Passage of the proposal would set off a power scramble among business groups, labor and other interest groups angling for position in the new government, Chavez said.
“A whole lot of dynamics will come into play that I don’t think Louie (Sanchez) is thinking about,” he said.
Former Mayor Jim Baca, who served as mayor from 1997 to 2001, worked as a reporter for KOAT-TV in the early 1970s before Albuquerque adopted the mayor-council system.
“It was hard to get decisions made with a council-manager form of government,” Baca said. “Things just took forever because there was nobody actually in charge. The manager was always trying to second guess – would he get fired if he made this one small decision.”
Krebs, the UNM political science professor, opposes the proposal “mainly because it would harm our local democracy,” he wrote in a guest column published in the Albuquerque Journal.
Most large U.S. cities with diverse populations and competing interests have strong mayors who can make tough political decisions, he said.
Council-manager systems, Krebs said, “are good for places that are small and that are more homogenous, where there’s not a lot of political conflict and there’s not a lot of disagreement about how things should be done.”
Some councilors have expressed caution about returning to a weak-mayor system.
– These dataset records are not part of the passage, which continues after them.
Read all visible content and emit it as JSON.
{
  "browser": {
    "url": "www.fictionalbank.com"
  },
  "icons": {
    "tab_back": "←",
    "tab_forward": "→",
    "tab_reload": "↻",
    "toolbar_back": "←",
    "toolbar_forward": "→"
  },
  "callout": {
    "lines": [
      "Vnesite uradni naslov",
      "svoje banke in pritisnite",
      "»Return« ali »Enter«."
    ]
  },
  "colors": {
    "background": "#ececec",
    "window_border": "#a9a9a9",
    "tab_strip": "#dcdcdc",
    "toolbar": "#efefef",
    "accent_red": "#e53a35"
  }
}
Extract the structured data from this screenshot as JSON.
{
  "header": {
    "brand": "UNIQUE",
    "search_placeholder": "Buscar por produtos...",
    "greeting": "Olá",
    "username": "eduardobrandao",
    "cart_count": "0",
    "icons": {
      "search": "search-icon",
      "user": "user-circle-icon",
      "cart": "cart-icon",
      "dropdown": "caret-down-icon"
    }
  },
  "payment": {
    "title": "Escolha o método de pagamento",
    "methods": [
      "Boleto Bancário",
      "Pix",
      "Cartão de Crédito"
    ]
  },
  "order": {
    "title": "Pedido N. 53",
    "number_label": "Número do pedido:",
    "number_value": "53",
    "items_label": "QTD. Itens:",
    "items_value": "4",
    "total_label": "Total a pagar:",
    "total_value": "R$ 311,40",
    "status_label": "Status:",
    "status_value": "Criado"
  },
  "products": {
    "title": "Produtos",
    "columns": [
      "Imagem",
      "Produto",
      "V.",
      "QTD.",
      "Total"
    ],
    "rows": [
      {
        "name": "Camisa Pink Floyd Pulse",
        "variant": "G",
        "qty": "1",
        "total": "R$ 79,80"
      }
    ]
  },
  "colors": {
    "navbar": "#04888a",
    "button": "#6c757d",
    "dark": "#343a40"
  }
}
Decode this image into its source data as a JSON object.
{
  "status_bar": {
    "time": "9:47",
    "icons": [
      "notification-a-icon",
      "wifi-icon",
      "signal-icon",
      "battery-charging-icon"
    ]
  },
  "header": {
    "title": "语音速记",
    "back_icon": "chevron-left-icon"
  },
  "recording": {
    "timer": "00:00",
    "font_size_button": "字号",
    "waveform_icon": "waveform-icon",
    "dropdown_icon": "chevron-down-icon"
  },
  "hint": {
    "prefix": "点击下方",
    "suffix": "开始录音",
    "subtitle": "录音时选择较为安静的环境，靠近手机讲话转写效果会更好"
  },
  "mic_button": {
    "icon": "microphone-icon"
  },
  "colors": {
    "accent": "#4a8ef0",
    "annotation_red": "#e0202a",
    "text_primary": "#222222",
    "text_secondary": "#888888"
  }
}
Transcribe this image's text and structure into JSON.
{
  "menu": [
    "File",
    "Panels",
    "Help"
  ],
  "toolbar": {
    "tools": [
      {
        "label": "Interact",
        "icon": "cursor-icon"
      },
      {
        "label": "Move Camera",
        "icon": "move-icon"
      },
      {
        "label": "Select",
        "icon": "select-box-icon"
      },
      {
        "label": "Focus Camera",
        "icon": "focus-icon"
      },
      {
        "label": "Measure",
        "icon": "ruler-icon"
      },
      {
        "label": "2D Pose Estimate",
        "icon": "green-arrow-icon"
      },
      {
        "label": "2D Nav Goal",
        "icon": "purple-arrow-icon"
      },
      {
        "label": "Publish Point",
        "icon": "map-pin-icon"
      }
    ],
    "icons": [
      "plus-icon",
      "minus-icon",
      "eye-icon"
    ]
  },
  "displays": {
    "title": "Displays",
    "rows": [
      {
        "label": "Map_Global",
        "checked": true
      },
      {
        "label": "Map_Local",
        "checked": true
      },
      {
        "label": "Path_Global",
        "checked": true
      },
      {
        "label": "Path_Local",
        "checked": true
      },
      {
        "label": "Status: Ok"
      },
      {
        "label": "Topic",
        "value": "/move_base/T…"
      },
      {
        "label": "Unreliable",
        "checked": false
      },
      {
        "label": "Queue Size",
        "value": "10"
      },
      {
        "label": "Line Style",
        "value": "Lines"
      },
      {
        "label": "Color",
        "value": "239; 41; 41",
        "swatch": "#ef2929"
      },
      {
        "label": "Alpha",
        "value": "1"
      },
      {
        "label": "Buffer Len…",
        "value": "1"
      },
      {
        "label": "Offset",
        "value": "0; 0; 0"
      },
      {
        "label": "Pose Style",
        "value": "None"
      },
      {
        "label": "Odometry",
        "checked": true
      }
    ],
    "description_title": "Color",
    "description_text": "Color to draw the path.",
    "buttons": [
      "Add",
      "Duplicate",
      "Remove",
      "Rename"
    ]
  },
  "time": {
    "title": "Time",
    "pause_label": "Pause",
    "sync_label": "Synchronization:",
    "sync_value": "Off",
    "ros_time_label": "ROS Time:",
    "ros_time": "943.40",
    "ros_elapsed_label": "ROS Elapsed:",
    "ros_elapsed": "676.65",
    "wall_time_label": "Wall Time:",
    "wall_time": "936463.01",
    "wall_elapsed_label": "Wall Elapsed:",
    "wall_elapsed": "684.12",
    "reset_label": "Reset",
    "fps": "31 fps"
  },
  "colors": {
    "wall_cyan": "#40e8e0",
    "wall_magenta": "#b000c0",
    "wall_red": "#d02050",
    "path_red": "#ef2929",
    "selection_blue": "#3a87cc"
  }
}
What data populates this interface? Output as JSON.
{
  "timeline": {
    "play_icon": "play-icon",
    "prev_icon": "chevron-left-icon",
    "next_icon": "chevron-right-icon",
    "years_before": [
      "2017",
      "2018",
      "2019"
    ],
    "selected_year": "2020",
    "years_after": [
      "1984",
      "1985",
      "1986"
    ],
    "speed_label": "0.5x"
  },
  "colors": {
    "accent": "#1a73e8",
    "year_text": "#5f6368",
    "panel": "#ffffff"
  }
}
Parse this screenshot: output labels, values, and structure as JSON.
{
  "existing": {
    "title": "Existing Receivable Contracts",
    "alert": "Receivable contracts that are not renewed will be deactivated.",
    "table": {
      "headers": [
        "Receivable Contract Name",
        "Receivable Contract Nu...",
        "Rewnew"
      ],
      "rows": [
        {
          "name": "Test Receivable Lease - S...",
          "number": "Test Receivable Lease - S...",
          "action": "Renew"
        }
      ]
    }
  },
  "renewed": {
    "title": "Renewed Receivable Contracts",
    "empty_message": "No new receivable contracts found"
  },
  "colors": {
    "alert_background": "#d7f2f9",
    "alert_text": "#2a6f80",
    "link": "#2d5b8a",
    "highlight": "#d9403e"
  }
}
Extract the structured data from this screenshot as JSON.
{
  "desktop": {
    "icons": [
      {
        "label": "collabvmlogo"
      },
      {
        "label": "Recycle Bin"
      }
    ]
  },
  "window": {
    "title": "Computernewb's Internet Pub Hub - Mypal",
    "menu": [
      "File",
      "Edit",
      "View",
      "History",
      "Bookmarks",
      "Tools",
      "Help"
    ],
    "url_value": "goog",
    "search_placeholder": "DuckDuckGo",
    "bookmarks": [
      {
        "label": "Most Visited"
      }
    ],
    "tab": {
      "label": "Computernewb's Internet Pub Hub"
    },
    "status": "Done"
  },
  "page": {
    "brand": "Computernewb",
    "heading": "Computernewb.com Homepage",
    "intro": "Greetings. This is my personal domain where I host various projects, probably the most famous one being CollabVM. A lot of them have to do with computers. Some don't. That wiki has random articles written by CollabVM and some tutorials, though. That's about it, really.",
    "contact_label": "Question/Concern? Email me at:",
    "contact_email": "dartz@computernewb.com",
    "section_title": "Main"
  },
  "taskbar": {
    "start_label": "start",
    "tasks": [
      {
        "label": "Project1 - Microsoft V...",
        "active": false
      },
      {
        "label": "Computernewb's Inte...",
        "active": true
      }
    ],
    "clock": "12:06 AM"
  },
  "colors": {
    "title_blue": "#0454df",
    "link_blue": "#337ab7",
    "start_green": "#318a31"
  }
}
“I personally bounce back and forth on this,” Councilor Pat Davis said of the proposed charter amendment. Davis said he wants to hear the sponsors making a stronger case for the proposal.
“I think it’s something that really needs to be considered, but I’m anxious that making a big structural change in the city, and with three weeks of notice, might have some unintended consequences.”
The city must file the measure with Bernalillo County no later than Aug. 29 to get it on the Nov. 7 election ballot. The council has four meetings scheduled prior to that date.